В восемь, как всегда, принесли завтрак. Азиз молча просунул поднос в окно, дождался, когда мы заберем с него кофе и булочки, и так же молча закрыл амбразуру. В пять часов вечера он пришел выводить нас на прогулку. Прежде чем отпереть дверь, Азиз надел на каждого наручники. Эта процедура совершалась через открытую кормушку, в которую мы просовывали руки. После прогулки браслеты снимались таким же путем.
Впервые прогулка показалась нам долгой. Мы бродили по дворику, а надзиратель наблюдал за нами сверху, из своего курятника – так мы называли смотровую площадку. В пять тридцать Азиз повел нас обратно. Возле камеры он поставил меня с Холстом лицом к стенке и открыл дверь. Затем подозвал того, кто ближе, – им оказался я, и втолкнул внутрь. В это время Холст с короткого разбега ударил Азиза грудью в спину и вместе с ним ввалился в камеру. Надзиратель, хватаясь за пистолет, попытался вскочить, но я огрел его молотком по макушке, и Азиз затих. Потом мы заперли дверь, забили ему в рот кляп, надели на руки наручники, а ноги стянули ремнем. Оставалось самое трудное – подвесить Азиза на крюки, вбитые в кладку над дверью во время прошлого дежурства Мака.
С помощью веревки мы подтянули тело Азиза, точнее его руки, к крюку над дверью и подцепили их за наручники. Теперь оставались ноги.
– Выдержит или нет? – Холст с сомнением кинул взгляд на второй крюк.
Нам предстояло подтянуть к нему ноги Азиза. Надзиратель был сухой и щуплый, но тем не менее…
Я короткими рывками толкал тело Азиза вверх. Холст тут же дергал веревку, вытравливая образующуюся слабину. Наконец тело зависло над дверью почти параллельно полу.
– Как думаешь, что он будет чувствовать, когда придет в себя? – спросил Холст, когда мы отошли в сторону.

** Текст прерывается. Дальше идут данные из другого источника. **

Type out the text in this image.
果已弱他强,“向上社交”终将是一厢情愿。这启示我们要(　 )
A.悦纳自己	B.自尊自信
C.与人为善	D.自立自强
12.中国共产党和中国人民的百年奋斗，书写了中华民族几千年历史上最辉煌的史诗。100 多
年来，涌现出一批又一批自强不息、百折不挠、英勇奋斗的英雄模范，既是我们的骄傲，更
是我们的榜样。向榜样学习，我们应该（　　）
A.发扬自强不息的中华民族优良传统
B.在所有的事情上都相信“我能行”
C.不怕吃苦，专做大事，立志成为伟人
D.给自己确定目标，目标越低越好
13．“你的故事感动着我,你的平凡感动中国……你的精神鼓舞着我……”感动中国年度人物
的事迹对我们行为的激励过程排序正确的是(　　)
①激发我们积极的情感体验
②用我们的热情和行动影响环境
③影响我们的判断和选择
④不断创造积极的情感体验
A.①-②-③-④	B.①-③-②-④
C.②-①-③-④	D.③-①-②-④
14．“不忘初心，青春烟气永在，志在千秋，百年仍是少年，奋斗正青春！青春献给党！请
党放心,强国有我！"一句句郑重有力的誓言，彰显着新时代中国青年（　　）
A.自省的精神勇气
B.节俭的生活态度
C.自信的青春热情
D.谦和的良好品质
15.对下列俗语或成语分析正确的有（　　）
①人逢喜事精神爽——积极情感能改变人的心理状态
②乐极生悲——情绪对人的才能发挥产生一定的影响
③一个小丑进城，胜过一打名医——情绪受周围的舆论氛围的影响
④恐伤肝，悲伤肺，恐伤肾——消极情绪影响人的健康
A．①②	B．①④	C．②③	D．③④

– Понятия не имею, – я кинул взгляд на Азиза. – После такой растяжки наверняка увеличится в росте.
Потом мы вышли из камеры и спустились вниз к маслобойке. Замок действительно оказался хлипким, и дверь распахнулась от первого же удара ноги. Мы вошли внутрь.
Было чисто, как в больнице. Ключи висели на стенде. Сначала мы сняли электромотор, затем открутили шесть болтов, крепящих крышку пресса, и тоже сняли ее. Изнутри закапало масло. Холст подставил ведро.
Я осмотрел вал. Он весил немало. Мы попробовали выдвинуть его. Нам это не удалось. Сидела эта штука крепко.
– Черт! – выругался я. – Должно же быть какое-то приспособление.
Мы обшарили помещение и ничего не нашли.
Холст подергал из стороны в сторону вал. Он слегка шатался.
– Ночью я его вырву, – сказал Холст.
Когда уходили, я отжал отверткой дверь и вставил погнутый язычок замка обратно в паз. Затем резко дернул отвертку на себя. Дверь встала на место.
Мы вернулись в камеру, заперлись и сели на кровати. Мы сделали все, что могли. Дальнейшее зависело от того, насколько щедро судьба отмерила нам удачи. Азиза скоро хватятся. Ведь ему пора идти за ужином. Начнут искать. Не исключено, что заглянут к нам в камеру. На всякий случай. Если это будет сделано через кормушку, то ничего страшного, если же войдут в камеру… Об этом лучше не думать. Хотя то, что зайдут, маловероятно. Вся камера и через кормушку видна как на ладони. Стоит лишь просунуть голову. Но мало ли что. И еще – хватит ли у Холста бешенства или, как там это назвать, припадочных сил, чтобы вырвать вал? Большой вопрос!
Я кинул взгляд на руки сокамерника. Особого почтения они не вызывали. Мои выглядели гораздо крепче. В это время ожил Азиз. Он принялся извиваться всем телом, издавая сквозь кляп невнятные звуки. Мы молча наблюдали за ним.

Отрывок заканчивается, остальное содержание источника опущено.